En la concertación de las políticas exteriores también se acusa esa falta de eficacia. La influencia de América Latina y de las distintas subregiones en los foros internacionales se resiente del escaso grado de concertación política y la ausencia de mecanismos estructurados, más allá del Grupo de Río o la OEA. Este último, en todo caso, tiene alcance hemisférico, y su agenda se centra en la consolidación democrática y la seguridad regional.
La debilidad de las instituciones y las políticas también contribuye a explicar la vulnerabilidad externa de los esquemas de integración. La experiencia de las crisis recientes revela que éstos no cuentan con mecanismos capaces de impedir medidas unilaterales -devaluaciones, instrumentos de defensa comercial, uso indebido de reglamentos técnicos o sanitarios... -, que inducen un comportamiento procíclico en los flujos comerciales, dañan a los socios regionales y agravan las asimetrías y las desigualdades en la distribución de sus costes y beneficios, restando apoyo social a los procesos. La "doble crisis" de Mercosur, causada por la crisis brasileña en 1998, y argentina en 2001, ilustra estos problemas. Paradójicamente, al mismo tiempo que se adoptan medidas unilaterales que dañan el proceso de integración, en los órganos regionales, al más alto nivel, se acuerdan nuevos compromisos políticos estableciendo metas integracionistas aún más ambiciosas, que tampoco se cumplen. El resultado de esa "huída hacia adelante" es generar incertidumbre, y dañar la credibilidad de los grupos regionales ante terceros, que tienden a mostrarse cada vez más escépticos ante esos compromisos (CEPAL, 2002: 99-100).
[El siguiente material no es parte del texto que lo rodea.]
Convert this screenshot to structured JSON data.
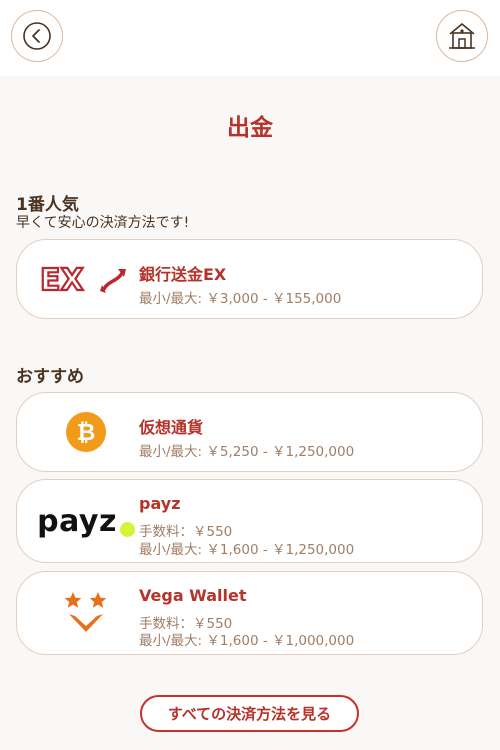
{
  "header": {
    "back_icon": "chevron-left-icon",
    "home_icon": "home-icon"
  },
  "page": {
    "title": "出金"
  },
  "popular": {
    "title": "1番人気",
    "subtitle": "早くて安心の決済方法です!",
    "methods": [
      {
        "name": "銀行送金EX",
        "limits": "最小/最大: ￥3,000 - ￥155,000",
        "logo_text": "EX",
        "logo_color": "#b8282e"
      }
    ]
  },
  "recommended": {
    "title": "おすすめ",
    "methods": [
      {
        "name": "仮想通貨",
        "limits": "最小/最大: ￥5,250 - ￥1,250,000",
        "logo_color": "#f29a1a"
      },
      {
        "name": "payz",
        "fee": "手数料：￥550",
        "limits": "最小/最大: ￥1,600 - ￥1,250,000",
        "logo_text": "payz",
        "logo_dot_color": "#d4f43a"
      },
      {
        "name": "Vega Wallet",
        "fee": "手数料：￥550",
        "limits": "最小/最大: ￥1,600 - ￥1,000,000",
        "logo_color": "#e8701a"
      }
    ]
  },
  "actions": {
    "see_all": "すべての決済方法を見る"
  },
  "colors": {
    "accent": "#b5332a",
    "border": "#e2cfc0",
    "background": "#faf8f6"
  }
}
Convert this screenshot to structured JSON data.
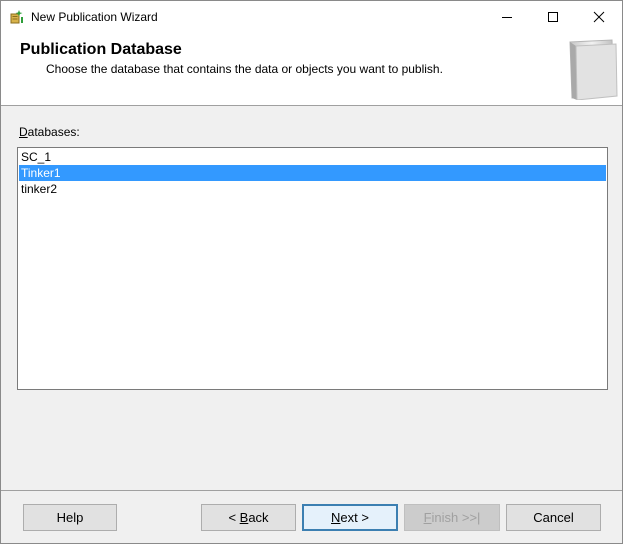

El examen de los instituciones de la integración no debe limitarse a su eficacia. También se ha de considerar su legitimidad y "calidad" democrática. Desde un punto de vista político se suele subrayar la "doble legitimidad" que caracteriza a órganos de la integración en los que se dan cita, por un lado, representantes de la rama ejecutiva de gobiernos democráticamente electos, y por otro, se han establecido órganos parlamentarios, cuyos miembros se eligen por sufragio universal y directo. Es el caso del Parlamento Centroamericano (Parlacen), si bien Costa Rica no es Estado parte, y del Parlamento Andino (Parlandino) aunque de momento sólo existe elección directa en tres de los Estados miembros. Al finalizar 2006 se constituirá el Parlamento del Mercosur, en sustitución de la Comisión Parlamentaria Conjunta (CPC), que inicialmente estará integrado por representantes de los parlamentos nacionales de ese grupo. Si existe atribución de competencias a órganos comunes y un proceso decisorio conducente a un ordenamiento jurídico común, la necesidad de parlamentos de la integración debiera estar fuera de discusión. Sin embargo, estos órganos se encuentran al margen del proceso decisorio. En un marco puramente intergubernamental, su papel es, por definición, muy limitado, lo que a la postre se ha traducido en serios problemas de legitimidad e imagen para algunos de estos órganos.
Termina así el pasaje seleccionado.